Clint still pulled away. "No, I just have a keen memory of what you managed to do with the Mind Stone and the Tesseract."
"Eons of our past matter not, when compared to my current new leaf."
"It was twelve years ago. For you, it might as well have been yesterday," Clint replied. The firmness in his voice ended the matter. "I need to send the specs on this thing to Tony so we can start figuring an actual path out for ourselves. Do me a favor, go into that little war room next door and drag Rocket in here. He can β " Clint paused. "Never mind, advanced race. I forgot. You look around in this heap, and figure out how I can transmit this rock's signal to the Gateway. And turn your back for a second so I can look at what's inside."
Loki folded his arms. They'd had numerous discussions on Clint's continued need to give him orders. So far, they all resulted in the Frost Giant's resistance. This was no different. An ample staring contest later, Loki conceded at last, and turned toward the consoles. The fight next door had escalated a hundred fold. Something, most likely thrown from Groot, pierced accidentally into the forward blast doors, and nearly impaled Barton. He took a few healthy steps back.
Clint kept himself back-to-back with Loki while the little sphere in his hands slowly deconstructed. A deep purplish blue hue, pitted in black spheres, swirled around like a miniature planet in his hand. At least this was a physical stone, unlike the Aether and the Tesseract. Getting a good look at it, Clint resealed the sphere for safekeeping, and turned his attention back to Loki.
"All right, which stone is it that looks purple, blue and necrotic?" he asked.
Loki jumped, pressing his back against the wall of controllers, and forcibly shoved Clint away from him with the toe of his boot. His arms extended, commanding Clint to keep his distance or regret it. "Not that! You keep that cursed thing locked and sealed. And should you attempt to get it near me, I may just fancy slicing your throat for real this time!"
Today was a day of unending surprises. Clint held up the sphere like one might display a basketball. "Oh, this?"
Loki shot back another few inches until, nearly completely braced on a line of controllers with his back against a support strut, he was trapped from going any farther. "I warn you, Barton, do not test me!"
"Tell me what stone it is.

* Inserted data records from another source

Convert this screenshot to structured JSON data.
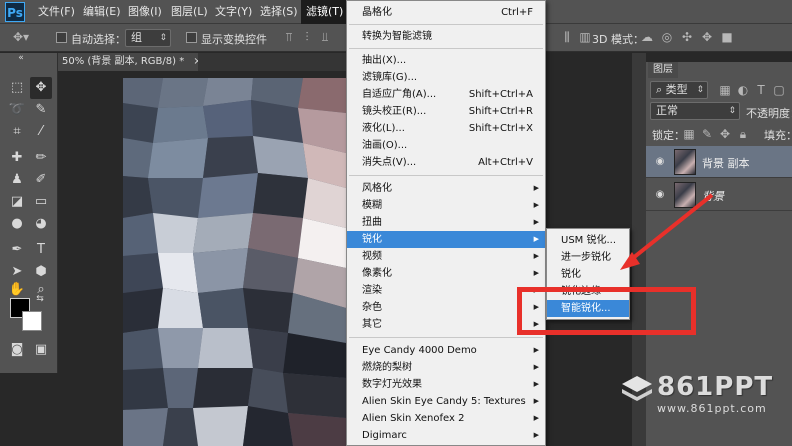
{
  "app": {
    "logo": "Ps"
  },
  "menubar": {
    "items": [
      "文件(F)",
      "编辑(E)",
      "图像(I)",
      "图层(L)",
      "文字(Y)",
      "选择(S)",
      "滤镜(T)"
    ]
  },
  "options": {
    "auto_select_label": "自动选择：",
    "auto_select_value": "组",
    "show_transform_label": "显示变换控件",
    "mode_3d_label": "3D 模式："
  },
  "document": {
    "tab_title": "50% (背景 副本, RGB/8) *",
    "tab_close": "×"
  },
  "filter_menu": {
    "items": [
      {
        "label": "晶格化",
        "shortcut": "Ctrl+F"
      },
      {
        "label": "转换为智能滤镜",
        "shortcut": ""
      },
      {
        "label": "抽出(X)...",
        "shortcut": ""
      },
      {
        "label": "滤镜库(G)...",
        "shortcut": ""
      },
      {
        "label": "自适应广角(A)...",
        "shortcut": "Shift+Ctrl+A"
      },
      {
        "label": "镜头校正(R)...",
        "shortcut": "Shift+Ctrl+R"
      },
      {
        "label": "液化(L)...",
        "shortcut": "Shift+Ctrl+X"
      },
      {
        "label": "油画(O)...",
        "shortcut": ""
      },
      {
        "label": "消失点(V)...",
        "shortcut": "Alt+Ctrl+V"
      },
      {
        "label": "风格化",
        "shortcut": ""
      },
      {
        "label": "模糊",
        "shortcut": ""
      },
      {
        "label": "扭曲",
        "shortcut": ""
      },
      {
        "label": "锐化",
        "shortcut": ""
      },
      {
        "label": "视频",
        "shortcut": ""
      },
      {
        "label": "像素化",
        "shortcut": ""
      },
      {
        "label": "渲染",
        "shortcut": ""
      },
      {
        "label": "杂色",
        "shortcut": ""
      },
      {
        "label": "其它",
        "shortcut": ""
      },
      {
        "label": "Eye Candy 4000 Demo",
        "shortcut": ""
      },
      {
        "label": "燃烧的梨树",
        "shortcut": ""
      },
      {
        "label": "数字灯光效果",
        "shortcut": ""
      },
      {
        "label": "Alien Skin Eye Candy 5: Textures",
        "shortcut": ""
      },
      {
        "label": "Alien Skin Xenofex 2",
        "shortcut": ""
      },
      {
        "label": "Digimarc",
        "shortcut": ""
      }
    ],
    "submenu_arrow": "▶"
  },
  "sharpen_submenu": {
    "items": [
      "USM 锐化...",
      "进一步锐化",
      "锐化",
      "锐化边缘",
      "智能锐化..."
    ]
  },
  "layers_panel": {
    "tab": "图层",
    "filter_kind": "类型",
    "blend_mode": "正常",
    "opacity_label": "不透明度：",
    "lock_label": "锁定：",
    "fill_label": "填充：",
    "layers": [
      {
        "name": "背景 副本",
        "selected": true
      },
      {
        "name": "背景",
        "selected": false
      }
    ]
  },
  "watermark": {
    "brand": "861PPT",
    "url": "www.861ppt.com"
  },
  "colors": {
    "highlight": "#3a88d8",
    "annotation_red": "#e8302a",
    "menubar": "#535353"
  }
}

Tony's going to need to know anyway."
"Only if you swear that thing does not exist within any radius of my person." Loki demanded.
Clint had to chuckle at his reaction. He sank into Drax's traditional seat, and hiked his feet onto the console. He conceded to Loki's request, and waited for the explanation. It took a little bit of time for the Frost Giant to extract himself from the cubby hole, like a cat climbing down from a refrigerator. When he settled, smoothed his hair and his shirt, he clarified his dramatic reaction.

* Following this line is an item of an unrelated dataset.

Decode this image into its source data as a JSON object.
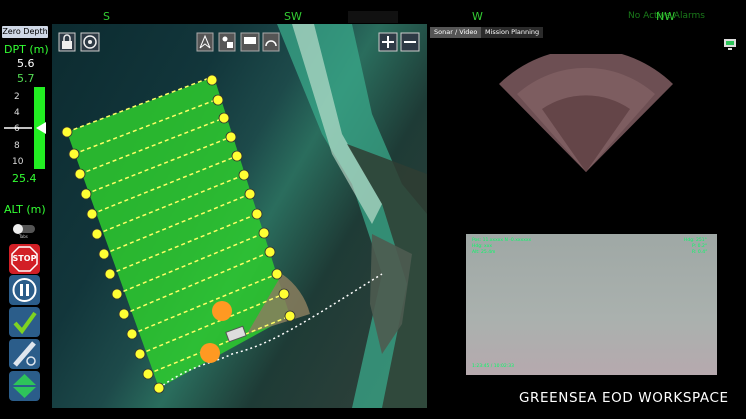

The Infinity Gem was the Time Stone. Clint had never seen it outside of the Gauntlet itself. In capable hands, it had the ability to grant an ageless existence, to alter the very timeline of the universe, and to transport a man anywhere in the present, past, or future. It was, however, one of the most unstable of all the stones. Loki feared it the most. Whereas he might survive taking hold of the Power Stone that once tore the Kree dictator, Ronin, to pieces, there was nothing Loki could do to control his own aging. One improper word or action toward that stone might propel the Frost Giant thousands of years toward his own death, until there remained nothing but ice and bones. Clint marveled at the little sphere.
Star-Lord had been hiding this all along, but to what end?

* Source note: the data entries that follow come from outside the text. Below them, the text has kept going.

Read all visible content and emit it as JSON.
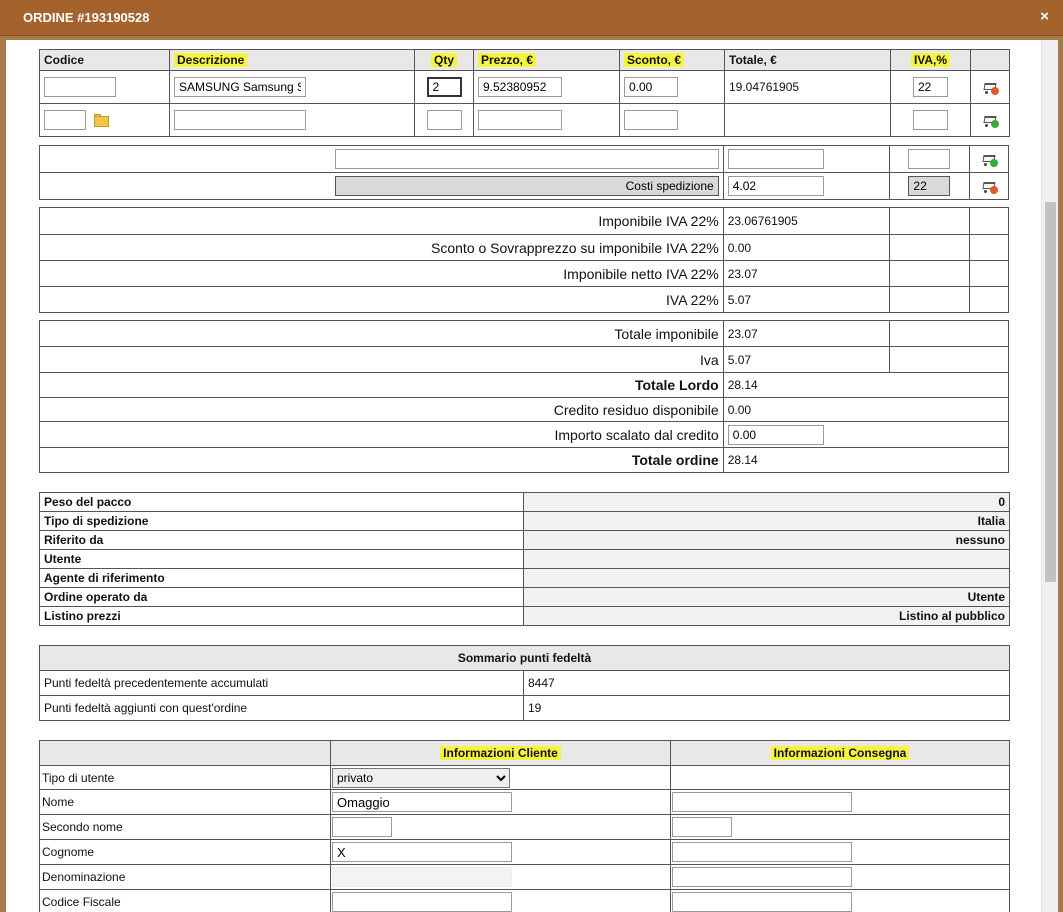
{
  "window": {
    "title": "ORDINE #193190528",
    "close_glyph": "×"
  },
  "items": {
    "headers": {
      "codice": "Codice",
      "descrizione": "Descrizione",
      "qty": "Qty",
      "prezzo": "Prezzo, €",
      "sconto": "Sconto, €",
      "totale": "Totale, €",
      "iva": "IVA,%"
    },
    "row1": {
      "codice": "",
      "descrizione": "SAMSUNG Samsung S",
      "qty": "2",
      "prezzo": "9.52380952",
      "sconto": "0.00",
      "totale": "19.04761905",
      "iva": "22"
    },
    "row2": {
      "codice": "",
      "descrizione": "",
      "qty": "",
      "prezzo": "",
      "sconto": "",
      "iva": ""
    }
  },
  "extra": {
    "row1": {
      "desc": "",
      "totale": "",
      "iva": ""
    },
    "shipping": {
      "label": "Costi spedizione",
      "totale": "4.02",
      "iva": "22"
    }
  },
  "summary": {
    "imponibile_label": "Imponibile IVA 22%",
    "imponibile_value": "23.06761905",
    "sconto_label": "Sconto o Sovrapprezzo su imponibile IVA 22%",
    "sconto_value": "0.00",
    "netto_label": "Imponibile netto IVA 22%",
    "netto_value": "23.07",
    "iva_label": "IVA 22%",
    "iva_value": "5.07"
  },
  "totals": {
    "tot_imponibile_label": "Totale imponibile",
    "tot_imponibile_value": "23.07",
    "iva_label": "Iva",
    "iva_value": "5.07",
    "lordo_label": "Totale Lordo",
    "lordo_value": "28.14",
    "credito_label": "Credito residuo disponibile",
    "credito_value": "0.00",
    "scalato_label": "Importo scalato dal credito",
    "scalato_value": "0.00",
    "ordine_label": "Totale ordine",
    "ordine_value": "28.14"
  },
  "info": [
    {
      "label": "Peso del pacco",
      "value": "0"
    },
    {
      "label": "Tipo di spedizione",
      "value": "Italia"
    },
    {
      "label": "Riferito da",
      "value": "nessuno"
    },
    {
      "label": "Utente",
      "value": ""
    },
    {
      "label": "Agente di riferimento",
      "value": ""
    },
    {
      "label": "Ordine operato da",
      "value": "Utente"
    },
    {
      "label": "Listino prezzi",
      "value": "Listino al pubblico"
    }
  ],
  "loyalty": {
    "title": "Sommario punti fedeltà",
    "prev_label": "Punti fedeltà precedentemente accumulati",
    "prev_value": "8447",
    "added_label": "Punti fedeltà aggiunti con quest'ordine",
    "added_value": "19"
  },
  "client": {
    "col_cliente": "Informazioni Cliente",
    "col_consegna": "Informazioni Consegna",
    "tipo_label": "Tipo di utente",
    "tipo_value": "privato",
    "nome_label": "Nome",
    "nome_value": "Omaggio",
    "secondo_label": "Secondo nome",
    "cognome_label": "Cognome",
    "cognome_value": "X",
    "denom_label": "Denominazione",
    "cf_label": "Codice Fiscale"
  }
}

"You better get Tony on the line and tell him what we found. I don't want to give this thing up to anyone on that War Council. If it can do what you say, then playing with this too much might destroy that careful timeline we've tried to establish."
Loki gingerly sidestepped him to finish his work. Barton sat, contemplating the weight of the stone in his hands. He thought about time, and how it ticked inevitably against them. Maybe with this stone, there was a way to get it working for them.